Where do greenhouse gases come from?

1 Answer
Mar 1, 2016

Natural and human made sources.

Explanation:

The main natural greenhouse gases are CO2, CH4 (methane) and N2O (nitrous oxide). Volcanoes and forest fires emit large volumes of CO2, while rotting vegetation can release large amounts of methane gas. Nitrous oxide emissions occur naturally through many sources associated with the nitrogen cycle, which is the natural circulation of nitrogen among the atmosphere, plants, animals, and microorganisms that live in soil and water (http://www3.epa.gov/climatechange/ghgemissions/gases/n2o.html)
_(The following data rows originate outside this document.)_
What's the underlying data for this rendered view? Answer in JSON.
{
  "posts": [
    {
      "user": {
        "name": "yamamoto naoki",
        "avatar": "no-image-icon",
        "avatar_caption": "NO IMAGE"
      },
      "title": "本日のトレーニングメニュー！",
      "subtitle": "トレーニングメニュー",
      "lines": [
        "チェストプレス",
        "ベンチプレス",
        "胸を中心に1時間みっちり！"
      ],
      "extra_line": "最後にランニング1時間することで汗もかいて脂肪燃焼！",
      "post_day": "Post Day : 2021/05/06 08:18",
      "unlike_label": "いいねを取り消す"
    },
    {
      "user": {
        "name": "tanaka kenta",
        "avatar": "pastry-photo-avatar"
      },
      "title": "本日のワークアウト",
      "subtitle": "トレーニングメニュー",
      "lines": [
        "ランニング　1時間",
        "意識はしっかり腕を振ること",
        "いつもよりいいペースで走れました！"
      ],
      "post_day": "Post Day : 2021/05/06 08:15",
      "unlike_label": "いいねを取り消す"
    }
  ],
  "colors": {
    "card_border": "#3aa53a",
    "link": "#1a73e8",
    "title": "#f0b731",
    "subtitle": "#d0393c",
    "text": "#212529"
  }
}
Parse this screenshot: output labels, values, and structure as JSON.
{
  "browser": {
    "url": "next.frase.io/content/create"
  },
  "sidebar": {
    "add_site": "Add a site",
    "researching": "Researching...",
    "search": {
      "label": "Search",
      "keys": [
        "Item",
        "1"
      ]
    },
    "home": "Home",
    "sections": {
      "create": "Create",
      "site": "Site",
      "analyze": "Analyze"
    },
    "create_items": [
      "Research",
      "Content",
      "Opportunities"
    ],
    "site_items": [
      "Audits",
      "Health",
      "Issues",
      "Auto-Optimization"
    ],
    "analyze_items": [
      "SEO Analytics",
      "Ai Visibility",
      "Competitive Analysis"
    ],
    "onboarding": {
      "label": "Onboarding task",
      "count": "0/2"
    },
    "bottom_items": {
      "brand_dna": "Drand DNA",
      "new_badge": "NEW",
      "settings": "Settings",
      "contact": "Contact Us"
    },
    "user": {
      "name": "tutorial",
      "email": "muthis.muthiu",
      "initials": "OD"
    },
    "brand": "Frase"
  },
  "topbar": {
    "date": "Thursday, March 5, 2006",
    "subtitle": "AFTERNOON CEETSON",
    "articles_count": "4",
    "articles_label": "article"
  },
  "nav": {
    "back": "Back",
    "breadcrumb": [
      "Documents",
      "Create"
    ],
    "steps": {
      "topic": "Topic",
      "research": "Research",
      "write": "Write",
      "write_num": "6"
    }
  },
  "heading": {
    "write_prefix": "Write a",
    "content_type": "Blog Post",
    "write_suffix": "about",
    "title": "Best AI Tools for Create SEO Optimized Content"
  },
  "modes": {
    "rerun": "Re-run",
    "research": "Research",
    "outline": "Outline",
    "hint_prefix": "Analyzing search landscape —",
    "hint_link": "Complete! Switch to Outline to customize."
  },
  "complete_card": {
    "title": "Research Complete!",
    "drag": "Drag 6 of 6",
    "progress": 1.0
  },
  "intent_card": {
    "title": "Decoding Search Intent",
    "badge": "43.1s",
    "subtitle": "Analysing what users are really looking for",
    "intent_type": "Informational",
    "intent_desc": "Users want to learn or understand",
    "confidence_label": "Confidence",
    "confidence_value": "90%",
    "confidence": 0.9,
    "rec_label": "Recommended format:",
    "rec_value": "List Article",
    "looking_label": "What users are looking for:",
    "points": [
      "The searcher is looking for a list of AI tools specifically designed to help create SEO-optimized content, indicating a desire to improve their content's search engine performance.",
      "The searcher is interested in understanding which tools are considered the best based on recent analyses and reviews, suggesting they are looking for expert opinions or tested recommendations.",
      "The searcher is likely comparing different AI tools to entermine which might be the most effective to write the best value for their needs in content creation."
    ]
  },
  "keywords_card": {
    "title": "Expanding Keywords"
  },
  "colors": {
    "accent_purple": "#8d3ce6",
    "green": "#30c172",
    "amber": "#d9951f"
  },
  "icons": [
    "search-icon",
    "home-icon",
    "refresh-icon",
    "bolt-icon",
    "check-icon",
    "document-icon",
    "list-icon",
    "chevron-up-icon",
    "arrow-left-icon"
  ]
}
However, human activities that burn fossil fuels and burning forests cause even more of these main greenhouse gases to pile up in the atmosphere. CO2 sources include coal-fired power plants, refineries, oilsands plants, cement plants and millions of cars, trucks and planes. Human sources of methane include leaking natural gas pipelines and rice paddies.

Humans have also put "new greenhouse gases" into the atmosphere, that never existed before, like CFCs and HCFCs and SF6. Also, these greenhouse gases of have different Global Warming Potential (see graph). If CO2 has a warming potential of 1, for example methane is about 25X more powerful and SF6 is nearly 23,000X more powerful than CO2!